Monday, July 15, 2013

Correcting a left handed mistake - tutorial

Clothesline Carry-All

Mini-Tutorial & Error Correction!

     Today I would like to share some a-ha moments I had when creating the Clothesline Carry-All tote using the pattern from Indygo Junction.  Many of you may not know that I am left handed...many days I forget it myself as I can rotary cut as well as demo many things right-handed.  Well today was not one of those days.  This past Saturday we had a class on this bag in the shop taught by one of our instructors.  Many times when I am not the instructor, I do not really read the pattern (no surprises there!).

     As the class progressed, I realized I really had to make one of these bags, so I drifted in an out of the classroom thinking I had gotten most of the info and shouldn't really even need the pattern.....NOT!

     Now, I will tell you that I heard Rae mention the phrase "to the right" multiple times.  It did not compute.  This is my mini-tutorial as well as error correction so that you know all is never lost and the end result looks simply fabulous.

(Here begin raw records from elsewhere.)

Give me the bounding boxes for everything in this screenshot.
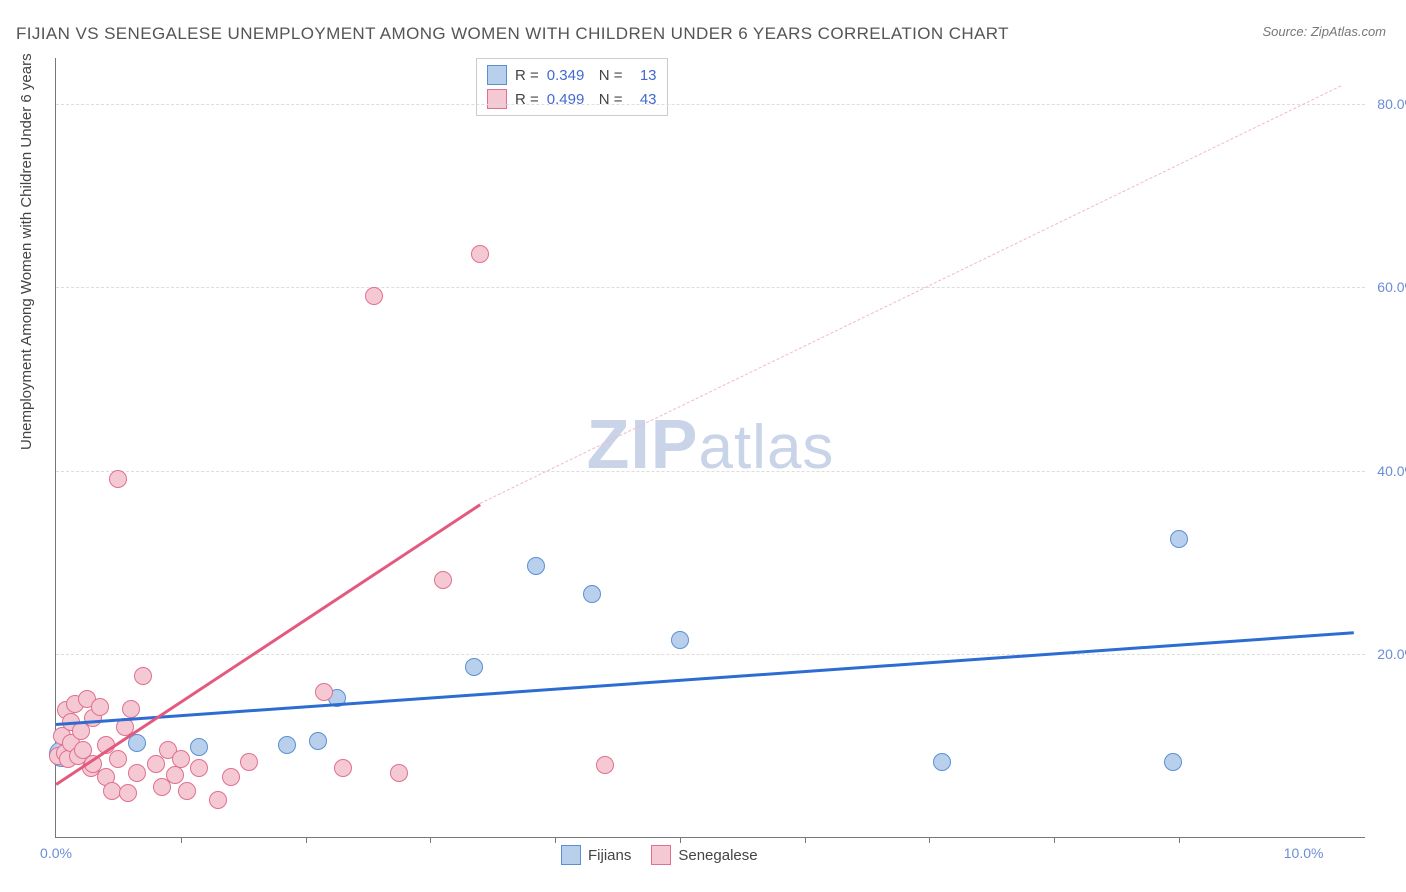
y-tick-label: 20.0% bbox=[1377, 646, 1406, 662]
gridline bbox=[56, 287, 1365, 288]
x-tick-mark bbox=[181, 837, 182, 843]
scatter-point bbox=[190, 738, 208, 756]
scatter-point bbox=[334, 759, 352, 777]
y-tick-label: 60.0% bbox=[1377, 279, 1406, 295]
scatter-point bbox=[190, 759, 208, 777]
scatter-point bbox=[134, 667, 152, 685]
legend-swatch bbox=[651, 845, 671, 865]
scatter-point bbox=[315, 683, 333, 701]
legend-item: Fijians bbox=[561, 845, 631, 865]
scatter-point bbox=[209, 791, 227, 809]
scatter-point bbox=[119, 784, 137, 802]
legend-label: Fijians bbox=[588, 847, 631, 864]
scatter-point bbox=[278, 736, 296, 754]
scatter-point bbox=[527, 557, 545, 575]
scatter-point bbox=[178, 782, 196, 800]
r-value: 0.499 bbox=[547, 91, 591, 108]
scatter-point bbox=[671, 631, 689, 649]
scatter-point bbox=[128, 734, 146, 752]
scatter-point bbox=[596, 756, 614, 774]
scatter-point bbox=[166, 766, 184, 784]
chart-title: FIJIAN VS SENEGALESE UNEMPLOYMENT AMONG … bbox=[16, 24, 1009, 44]
r-label: R = bbox=[515, 91, 539, 108]
legend-swatch bbox=[487, 89, 507, 109]
scatter-point bbox=[122, 700, 140, 718]
x-tick-label: 10.0% bbox=[1284, 845, 1324, 861]
scatter-point bbox=[147, 755, 165, 773]
legend-swatch bbox=[487, 65, 507, 85]
legend-row: R = 0.349 N = 13 bbox=[487, 63, 657, 87]
legend-swatch bbox=[561, 845, 581, 865]
x-tick-mark bbox=[555, 837, 556, 843]
scatter-point bbox=[91, 698, 109, 716]
r-value: 0.349 bbox=[547, 67, 591, 84]
y-tick-label: 40.0% bbox=[1377, 463, 1406, 479]
scatter-point bbox=[365, 287, 383, 305]
r-label: R = bbox=[515, 67, 539, 84]
scatter-point bbox=[109, 470, 127, 488]
scatter-point bbox=[240, 753, 258, 771]
plot-area: ZIPatlas R =0.349N =13R =0.499N =43 Fiji… bbox=[55, 58, 1365, 838]
scatter-point bbox=[172, 750, 190, 768]
scatter-point bbox=[434, 571, 452, 589]
legend-correlation: R = 0.349 N = 13 R = 0.499 N = 43 bbox=[476, 58, 668, 116]
x-tick-mark bbox=[306, 837, 307, 843]
trend-line bbox=[55, 503, 481, 785]
x-tick-mark bbox=[1179, 837, 1180, 843]
x-tick-mark bbox=[430, 837, 431, 843]
n-value: 13 bbox=[631, 67, 657, 84]
n-value: 43 bbox=[631, 91, 657, 108]
n-label: N = bbox=[599, 91, 623, 108]
scatter-point bbox=[1164, 753, 1182, 771]
trend-line bbox=[480, 86, 1341, 504]
legend-label: Senegalese bbox=[678, 847, 757, 864]
legend-item: Senegalese bbox=[651, 845, 757, 865]
x-tick-label: 0.0% bbox=[40, 845, 72, 861]
x-tick-mark bbox=[805, 837, 806, 843]
scatter-point bbox=[309, 732, 327, 750]
legend-series: Fijians Senegalese bbox=[561, 845, 758, 865]
scatter-point bbox=[583, 585, 601, 603]
scatter-point bbox=[1170, 530, 1188, 548]
scatter-point bbox=[390, 764, 408, 782]
legend-row: R = 0.499 N = 43 bbox=[487, 87, 657, 111]
x-tick-mark bbox=[680, 837, 681, 843]
scatter-point bbox=[128, 764, 146, 782]
scatter-point bbox=[471, 245, 489, 263]
x-tick-mark bbox=[1054, 837, 1055, 843]
gridline bbox=[56, 104, 1365, 105]
n-label: N = bbox=[599, 67, 623, 84]
x-tick-mark bbox=[929, 837, 930, 843]
scatter-point bbox=[109, 750, 127, 768]
trend-line bbox=[56, 632, 1354, 726]
scatter-point bbox=[465, 658, 483, 676]
y-tick-label: 80.0% bbox=[1377, 96, 1406, 112]
source-label: Source: ZipAtlas.com bbox=[1262, 24, 1386, 39]
scatter-point bbox=[933, 753, 951, 771]
gridline bbox=[56, 471, 1365, 472]
scatter-point bbox=[72, 722, 90, 740]
y-axis-label: Unemployment Among Women with Children U… bbox=[18, 53, 35, 450]
scatter-point bbox=[222, 768, 240, 786]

     The basic premise of this bag construction is wrapping your strips of fabric around clothesline and zig zag stitching "in the round".  The wrap on this is a little different than the bags and bowls you have seen in the past..you are simply folding the fabric around the cording instead of wrapping around and around (which leaves frayed raggedy edges).  This is a much cleaner and easier version!

So this is where I was when I realized exactly what "to the right" meant.  Can you see the problem yet??  The problem is the fact that as I am turning and adding the clothesline, my work is turning toward the inside of my machine.  This will not work for much longer!  Your first thought would be to simply turn it over and keep going; however, that won't work because the underside of the piece is where all the raw edges live.  What you are looking at becomes the outside of your bag.  The correction came to me at about 2 am (as all great ideas do)...so here goes....

      First cut your clothesline approx. 1" in from the end of the strip.  Fold it over the clothesline and continue sewing, tucking the end of the strip (without the clothesline in it) under the work to finish off)

      Take your next strip, start the clothesline approx 1" down from the edge of the strip.  Fold it over.

     Turn your work to the opposite side of your presser foot, beginning at the other end of the oval.  You don't want to have where you finished and where you started in the same spot...this may throw off the balance of the bag.  Tuck the raw edge to the underside of the bag base and begin your zig zag stitching.  NOW you may continue to work through the pattern as though there were never a problem!

     As the bag progresses, you can now see why it was so important to be working "TO THE RIGHT"!  

      My finished bag and lining shot.  Tomorrow I will go over how to construct the lining.  Every bag turns out slightly different so you need to make your own pattern.  I will go over some of the basic principles.

     Indygo Junction pattern & jelly roll Simply Style by V and Co for Moda.   Love, Love Love!